NetWalker also published extracts from Law In Order’s website, including that the company had “rigorous protocols” and “iron-clad security”.
“It’s no wonder so many top-tier law firms, blue-chip companies and government agencies trust us with their highly sensitive and confidential information,” an extract from the company’s About Us page read.
One person working in the sector described e-litigation suppliers as the keepers of corporate Australia’s most sensitive secrets.
In a statement, Law In Order confirmed the attack and said it had taken defensive steps to limit access to its network which had subsequently “halted much of our business operations”.
The statement said the company had engaged cyber security advisers CyberCX, who were working to respond to the attack, and Law In Order was proactively advising customers who may have been affected.
“Over the weekend, Law In Order was the victim of a cyber security incident,” the statement said. “We are undertaking a thorough forensic investigation to understand the scope and details of the incident.
“We are assessing reports that a very small proportion of data on Law In Order’s servers has been exfiltrated and proactively advising customers who may be impacted.
“We are making progress. However, it is important that we do this methodically and safely as we work to resume normal business operations.”
Law In Order did not respond to questions about whether the company was considering paying a ransom.
Spokespeople for KWM and Allens confirmed Law In Order was a vendor for their firms and they were receiving regular updates.

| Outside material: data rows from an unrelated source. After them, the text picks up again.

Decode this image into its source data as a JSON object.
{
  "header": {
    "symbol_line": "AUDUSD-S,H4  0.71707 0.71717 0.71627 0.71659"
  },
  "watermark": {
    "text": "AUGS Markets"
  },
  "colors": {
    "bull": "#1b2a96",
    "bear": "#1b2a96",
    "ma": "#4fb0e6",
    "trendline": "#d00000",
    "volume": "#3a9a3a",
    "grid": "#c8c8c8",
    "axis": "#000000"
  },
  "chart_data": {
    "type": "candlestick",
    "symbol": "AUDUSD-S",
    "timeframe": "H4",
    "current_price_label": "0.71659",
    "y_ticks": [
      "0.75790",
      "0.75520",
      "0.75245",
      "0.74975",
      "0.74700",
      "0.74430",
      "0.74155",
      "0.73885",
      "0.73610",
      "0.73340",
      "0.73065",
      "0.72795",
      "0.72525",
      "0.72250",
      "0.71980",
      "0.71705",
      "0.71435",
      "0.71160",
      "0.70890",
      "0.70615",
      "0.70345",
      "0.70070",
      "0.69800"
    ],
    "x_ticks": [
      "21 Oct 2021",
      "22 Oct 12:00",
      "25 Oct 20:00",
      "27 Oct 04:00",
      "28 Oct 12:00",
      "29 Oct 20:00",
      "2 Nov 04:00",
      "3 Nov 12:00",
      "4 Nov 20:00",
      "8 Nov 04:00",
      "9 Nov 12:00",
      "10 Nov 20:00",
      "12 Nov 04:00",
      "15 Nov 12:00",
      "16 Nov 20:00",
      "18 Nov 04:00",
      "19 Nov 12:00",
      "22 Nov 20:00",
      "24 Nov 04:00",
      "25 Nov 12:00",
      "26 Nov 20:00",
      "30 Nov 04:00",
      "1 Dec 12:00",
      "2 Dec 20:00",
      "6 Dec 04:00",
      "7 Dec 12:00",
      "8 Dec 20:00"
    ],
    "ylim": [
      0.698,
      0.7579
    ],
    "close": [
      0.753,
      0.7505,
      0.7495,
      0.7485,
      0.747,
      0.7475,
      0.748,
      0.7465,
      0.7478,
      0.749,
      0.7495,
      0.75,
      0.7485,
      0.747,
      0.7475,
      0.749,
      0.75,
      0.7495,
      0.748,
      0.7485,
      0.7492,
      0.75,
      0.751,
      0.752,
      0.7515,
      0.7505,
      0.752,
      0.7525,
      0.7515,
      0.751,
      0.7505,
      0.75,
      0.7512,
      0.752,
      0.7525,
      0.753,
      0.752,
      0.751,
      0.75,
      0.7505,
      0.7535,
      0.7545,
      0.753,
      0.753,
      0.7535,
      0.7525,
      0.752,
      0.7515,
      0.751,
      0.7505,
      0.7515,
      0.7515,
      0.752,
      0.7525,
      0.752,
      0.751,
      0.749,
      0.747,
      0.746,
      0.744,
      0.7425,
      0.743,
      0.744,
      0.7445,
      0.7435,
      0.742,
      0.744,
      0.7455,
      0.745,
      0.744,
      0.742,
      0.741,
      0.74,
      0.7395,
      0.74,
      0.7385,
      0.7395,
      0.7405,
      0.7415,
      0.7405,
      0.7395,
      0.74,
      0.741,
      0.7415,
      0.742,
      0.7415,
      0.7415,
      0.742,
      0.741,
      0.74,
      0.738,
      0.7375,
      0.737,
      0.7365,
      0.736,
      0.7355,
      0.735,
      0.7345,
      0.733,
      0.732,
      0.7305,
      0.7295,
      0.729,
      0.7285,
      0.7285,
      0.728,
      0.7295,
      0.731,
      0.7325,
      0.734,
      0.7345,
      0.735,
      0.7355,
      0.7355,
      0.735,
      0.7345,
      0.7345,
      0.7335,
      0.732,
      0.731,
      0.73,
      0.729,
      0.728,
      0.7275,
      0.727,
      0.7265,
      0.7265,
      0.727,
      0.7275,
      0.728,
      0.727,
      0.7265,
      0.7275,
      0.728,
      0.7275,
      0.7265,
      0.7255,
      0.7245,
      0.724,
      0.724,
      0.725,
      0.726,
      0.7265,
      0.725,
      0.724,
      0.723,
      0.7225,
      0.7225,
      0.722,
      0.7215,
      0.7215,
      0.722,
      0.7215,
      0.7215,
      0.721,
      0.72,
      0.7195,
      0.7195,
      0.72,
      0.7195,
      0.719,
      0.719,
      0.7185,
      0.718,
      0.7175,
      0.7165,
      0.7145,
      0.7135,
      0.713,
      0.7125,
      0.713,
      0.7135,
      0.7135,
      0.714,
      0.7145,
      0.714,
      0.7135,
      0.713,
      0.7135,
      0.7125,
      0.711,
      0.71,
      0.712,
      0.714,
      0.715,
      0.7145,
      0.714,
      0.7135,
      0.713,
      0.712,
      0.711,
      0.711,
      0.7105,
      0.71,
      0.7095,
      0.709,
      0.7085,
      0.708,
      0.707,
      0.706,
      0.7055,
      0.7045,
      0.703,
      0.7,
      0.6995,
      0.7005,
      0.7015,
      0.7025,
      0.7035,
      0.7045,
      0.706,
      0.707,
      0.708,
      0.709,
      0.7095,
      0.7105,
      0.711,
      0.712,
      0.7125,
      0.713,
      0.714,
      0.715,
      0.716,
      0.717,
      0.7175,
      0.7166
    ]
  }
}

“We take the security and confidentiality of our client information extremely seriously and we are actively working with Law In Order to understand the nature and extent of the breach and the extent to which it impacts KWM and our clients,” a KWM spokeswoman said.
Brett Callow, a threat analyst for Emsisoft, said the NetWalker ransomware-as-a-service operation specifically targeted larger organisations.

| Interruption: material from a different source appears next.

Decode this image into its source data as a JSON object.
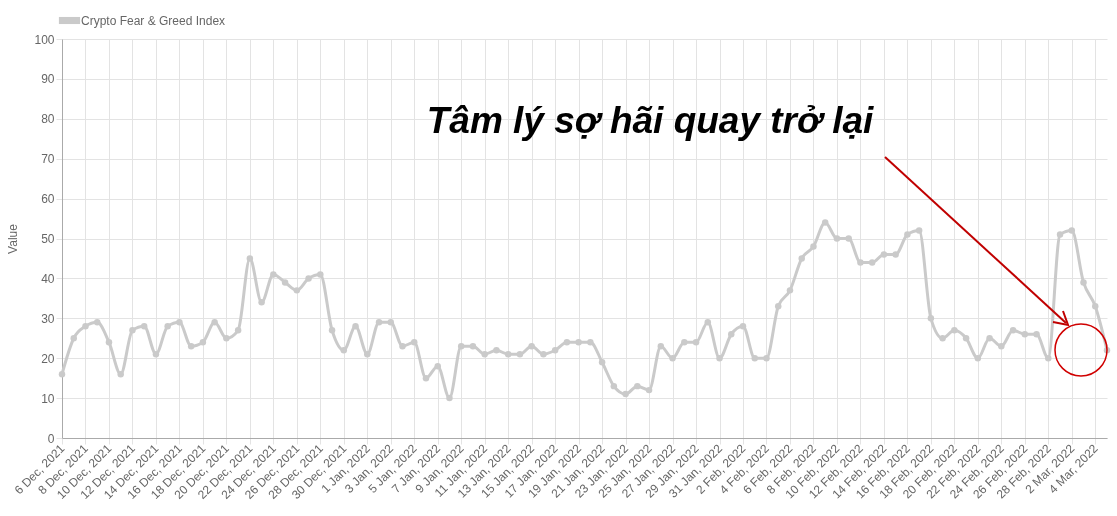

“Like multiple other ransomware operations, NetWalker steals its victims’ data and uses the threat of releasing it online as additional leverage to extort payment,” Mr Callow said.
“Ransomware continues to become increasingly problematic. The average demand has increased from about $US5000 [$6835] in 2018 to more than $US150,000 today.
“Additionally, the fact data is stolen means that incidents are very often data breaches which can result in sensitive information leaking online and, of course, expose organisations to legal liability issues.“
While screenshots of internal folders may indicate penetration of the company’s systems, it does not mean data was copied or removed.
A similar attack and blog post from another ransomware operator last week on the Melbourne branch of accounting firm Nexia did not, according to the company, result in any data being stolen.
Emsisoft estimates ransomware will cost the Australian economy about $US160 million in 2020 in terms of ransom demands.
“When downtime is factored in, the cost increases to more than $US1 billion – and that’s an extremely conservative estimate,” Mr Callow said.
Law In Order is also working with the Australian Federal Police and the Australian Cyber Security Centre.
Law firms are a favourite target for cyber attacks. Unfortunately the quality of training and cyber protection is often lacking, particularly in smaller operations. In a very interesting recent itwire piece, Windows REvil ransomware group member says annual take is US$100m, a member of a ransomware group REvil stated that law firms as well as agriculture companies, insurance companies, Internet service providers, and manufacturers were preferred targets because they paid ransoms to get the decrypt key rather than run the risk of data being published online.